This is a shoe. A high heeled one. Really!
It took me a few minutes to figure out how this is, first, a shoe; and second, how it's a high heeled style. It wasn't shown with a foot actually in it and that nearly broke my brain. Once I realised it wasn't meant to be wrapped around the ankle or manipulated in any way to fit the shape of the foot, I could see that the ball of the foot goes on the flat part in the front, and the heel sits on that little ledge with the back and side panel. Seems so obvious when I describe it that way.
So what is it?
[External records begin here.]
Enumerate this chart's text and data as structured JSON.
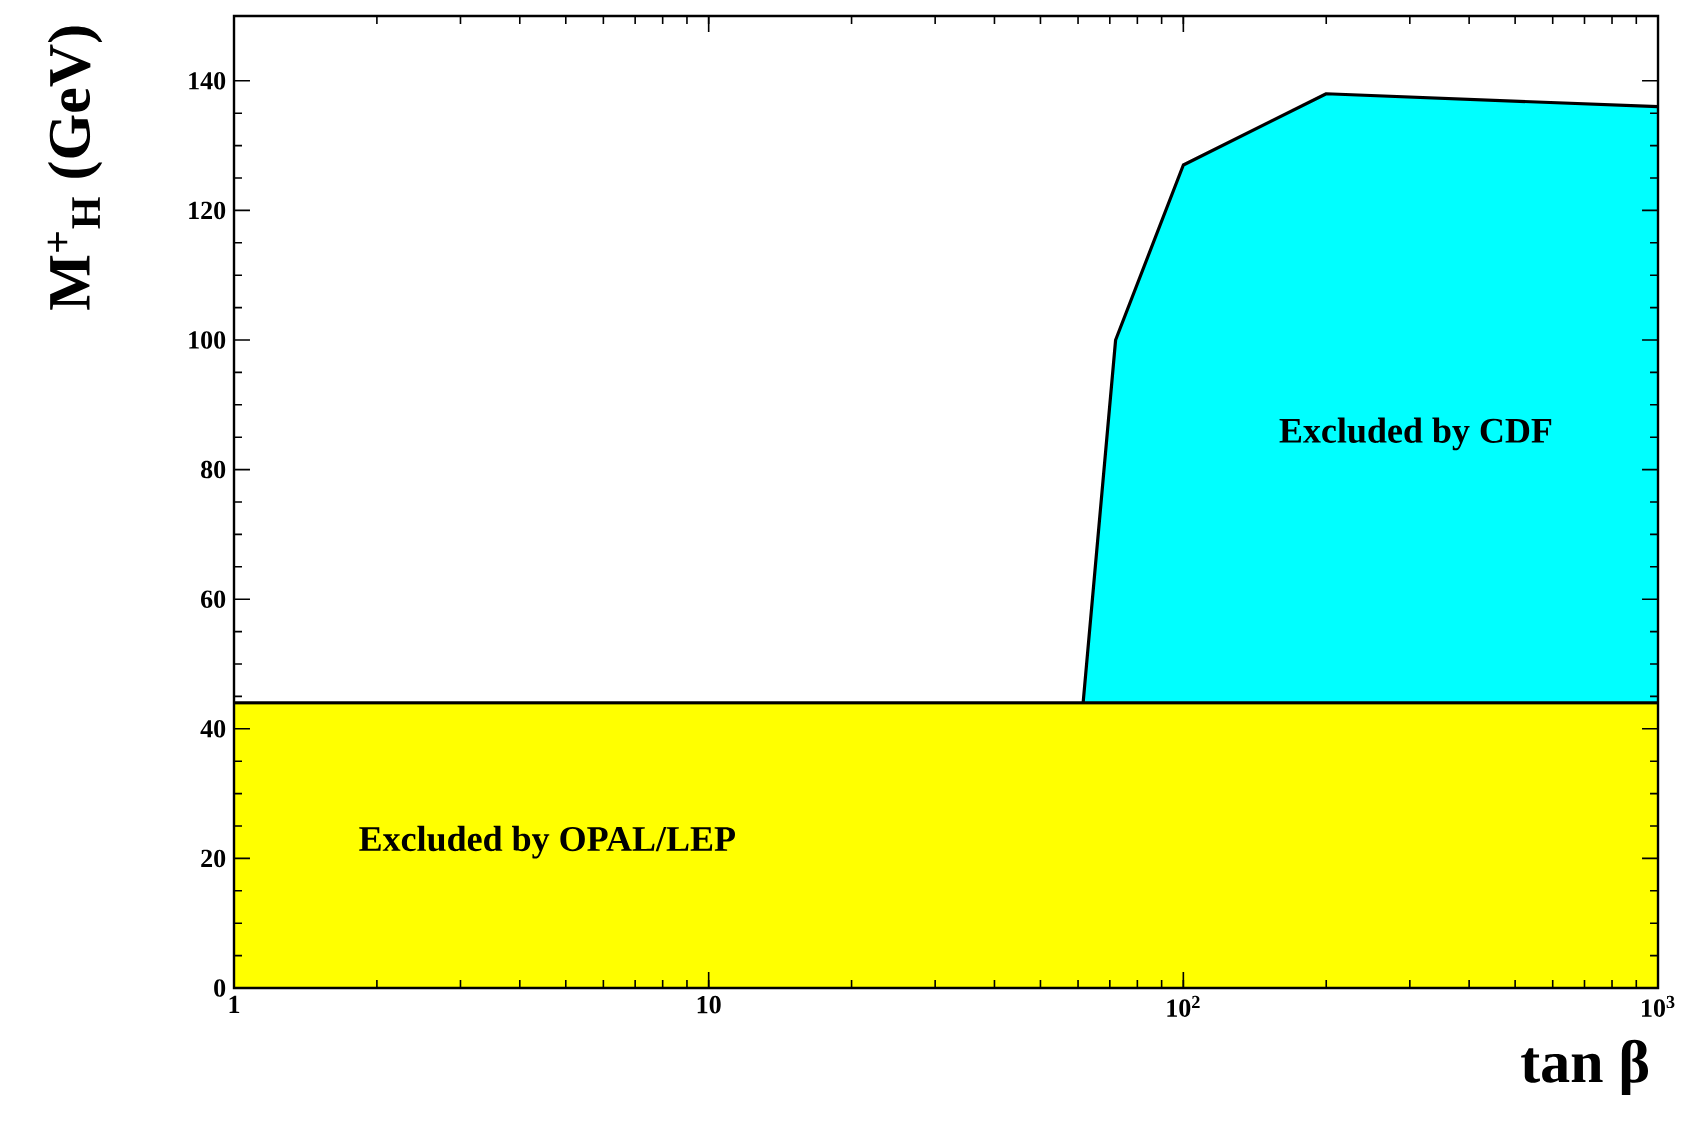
{
  "chart_data": {
    "type": "area",
    "xlabel": "tan β",
    "ylabel": "M$^{+}$$_{H}$ (GeV)",
    "log": "x",
    "xlim": [
      1,
      1000
    ],
    "ylim": [
      0,
      150
    ],
    "xticks": [
      1,
      10,
      {
        "value": 100,
        "label": "10$^{2}$"
      },
      {
        "value": 1000,
        "label": "10$^{3}$"
      }
    ],
    "yticks": [
      0,
      20,
      40,
      60,
      80,
      100,
      120,
      140
    ],
    "series": [
      {
        "color": "#00ffff",
        "x": [
          61.5,
          72,
          100,
          200,
          1000
        ],
        "values": [
          44,
          100,
          127,
          138,
          136
        ]
      },
      {
        "color": "#ffff00",
        "x": [
          1,
          1000
        ],
        "values": [
          44,
          44
        ]
      }
    ],
    "annotations": [
      "Excluded by CDF",
      "Excluded by OPAL/LEP"
    ]
  }
}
It's the Mojito, a prototype made by Julian Hakes, a British architect who wanted to challenge our perception that shoes should look a certain way. "Most shoes are designed from the outside in - they are designed to look good on the foot," says Hakes. "'As an architect I did the opposite and designed them from the inside out - I looked at how the foot moves, how it transfers the body's load. For me, it wasn't much different from designing a bridge." I bet it was quicker, though.
The first thing we notice is there is no foot plate. The shoe supports only the ball and heel which Hakes says is perfectly functional and makes the wearer feel like she's walking on air. It protects the ball and the heel, "that's where the load is transferred when you walk."
The final design is made of carbon fibre, leather and rubber - are you also wondering how the heel of the shoe supports the heel of the foot and whether that's good for it? Not to worry. Hakes says "It's not artificially supporting your foot where it doesn't need support so it's good for core stability." I believe it but I'd love to see it. Better yet - take a pair for a little trot around the house.
There are currently no plans to mass produce the shoe but Hakes is making them on a one-off basis to meet individual requests. Too bad, it would be a nice change to the chunky, everything-but-the-kitchen-sink styles dominating right now. (I'm not complaining, I love those. Just sayin'. Contrast is good.)